Rationale for Lower Sublingual Doses

  1. Bypassing stomach and gut destruction: Unlike Rybelsus®, sublingual absorption avoids gastric acid and digestive enzymes, preserving more of the drug.

  2. Bypassing hepatic first-pass metabolism: Absorption into systemic circulation via oral mucosa may reduce loss in the liver.

  3. Permeation enhancers: Compounded formulations use carriers to improve mucosal penetration, though absorption varies by patient and formulation.

  4. Empirical compounding data: International compounding practice supports lower daily doses, though evidence is not peer-reviewed at the same standard as licensed medicines.

 

 

Clinical and Regulatory Considerations

  • Unlicensed status: Sublingual semaglutide has no MHRA licence. It must only be prescribed where a special clinical need exists that licensed products cannot meet (e.g. intolerance, needle phobia).

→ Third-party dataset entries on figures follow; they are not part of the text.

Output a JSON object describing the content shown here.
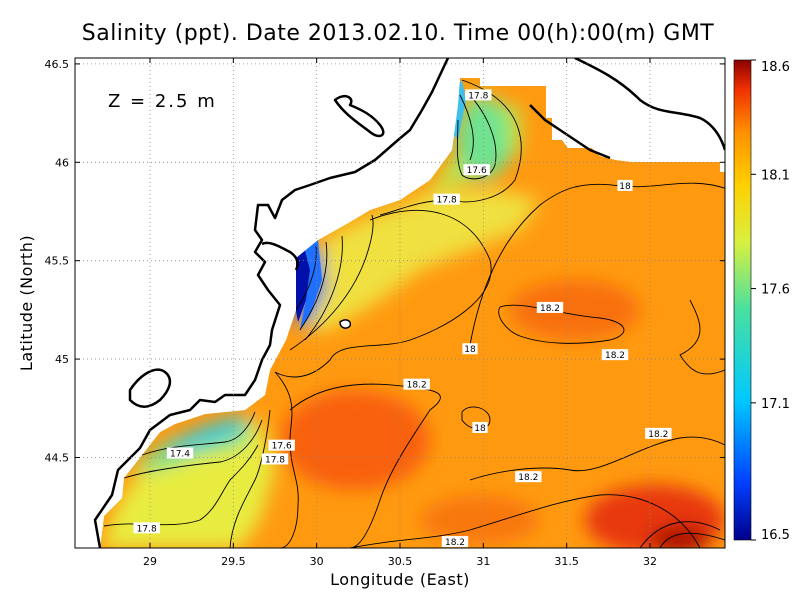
{
  "chart_data": {
    "type": "heatmap",
    "title": "Salinity (ppt). Date 2013.02.10. Time 00(h):00(m) GMT",
    "xlabel": "Longitude (East)",
    "ylabel": "Latitude (North)",
    "annotation": "Z  =  2.5  m",
    "xlim": [
      28.55,
      32.45
    ],
    "ylim": [
      44.04,
      46.53
    ],
    "x_ticks": [
      "29",
      "29.5",
      "30",
      "30.5",
      "31",
      "31.5",
      "32"
    ],
    "x_tick_values": [
      29,
      29.5,
      30,
      30.5,
      31,
      31.5,
      32
    ],
    "y_ticks": [
      "44.5",
      "45",
      "45.5",
      "46",
      "46.5"
    ],
    "y_tick_values": [
      44.5,
      45,
      45.5,
      46,
      46.5
    ],
    "grid": true,
    "colorbar": {
      "min": 16.5,
      "max": 18.6,
      "tick_labels": [
        "16.5",
        "17.1",
        "17.6",
        "18.1",
        "18.6"
      ],
      "tick_values": [
        16.5,
        17.1,
        17.6,
        18.1,
        18.6
      ],
      "colors": [
        "#00008b",
        "#0040ff",
        "#00c8ff",
        "#48e0a0",
        "#d8f040",
        "#ffd000",
        "#ff9000",
        "#f03000",
        "#8b0000"
      ]
    },
    "regions": [
      {
        "lon": 29.2,
        "lat": 44.6,
        "value": 17.4
      },
      {
        "lon": 29.9,
        "lat": 45.3,
        "value": 16.9
      },
      {
        "lon": 30.0,
        "lat": 45.8,
        "value": 17.8
      },
      {
        "lon": 30.9,
        "lat": 46.0,
        "value": 17.6
      },
      {
        "lon": 30.3,
        "lat": 44.6,
        "value": 18.3
      },
      {
        "lon": 31.6,
        "lat": 45.1,
        "value": 18.25
      },
      {
        "lon": 32.2,
        "lat": 44.2,
        "value": 18.45
      },
      {
        "lon": 31.8,
        "lat": 45.7,
        "value": 18.1
      }
    ],
    "contour_labels": [
      {
        "text": "17.8",
        "lon": 30.97,
        "lat": 46.34
      },
      {
        "text": "17.6",
        "lon": 30.96,
        "lat": 45.96
      },
      {
        "text": "17.8",
        "lon": 30.78,
        "lat": 45.81
      },
      {
        "text": "18",
        "lon": 31.85,
        "lat": 45.88
      },
      {
        "text": "18.2",
        "lon": 31.4,
        "lat": 45.26
      },
      {
        "text": "18.2",
        "lon": 31.79,
        "lat": 45.02
      },
      {
        "text": "18",
        "lon": 30.92,
        "lat": 45.05
      },
      {
        "text": "18.2",
        "lon": 30.6,
        "lat": 44.87
      },
      {
        "text": "18",
        "lon": 30.98,
        "lat": 44.65
      },
      {
        "text": "18.2",
        "lon": 32.05,
        "lat": 44.62
      },
      {
        "text": "17.4",
        "lon": 29.18,
        "lat": 44.52
      },
      {
        "text": "17.6",
        "lon": 29.79,
        "lat": 44.56
      },
      {
        "text": "17.8",
        "lon": 29.75,
        "lat": 44.49
      },
      {
        "text": "18.2",
        "lon": 31.27,
        "lat": 44.4
      },
      {
        "text": "17.8",
        "lon": 28.98,
        "lat": 44.14
      },
      {
        "text": "18.2",
        "lon": 30.83,
        "lat": 44.07
      }
    ]
  }
}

  • Uncertainty: Bioavailability of sublingual forms has not been established in controlled trials. Dosing equivalence to injectable or oral licensed formulations cannot be guaranteed.

  • Monitoring: Close patient monitoring is essential (weight, HbA1c if diabetic, tolerance, adverse effects).

  • Liability: Prescriber assumes responsibility for use of the unlicensed special. Explicit informed consent must be obtained.

 

 

Conclusion

Lower sublingual doses of semaglutide compared to Rybelsus® are explained by differences in absorption routes: Rybelsus® suffers extreme gastric degradation (necessitating higher doses), whereas sublingual administration bypasses the stomach, permitting clinically observed effects at lower daily doses.

However, this rationale is scientific but not trial-validated. Therefore, the use of sublingual semaglutide must always be supported by:

  • Documented justification for unlicensed use,

  • Explicit patient consent highlighting risks and alternatives,

  • Careful monitoring of efficacy and safety outcomes.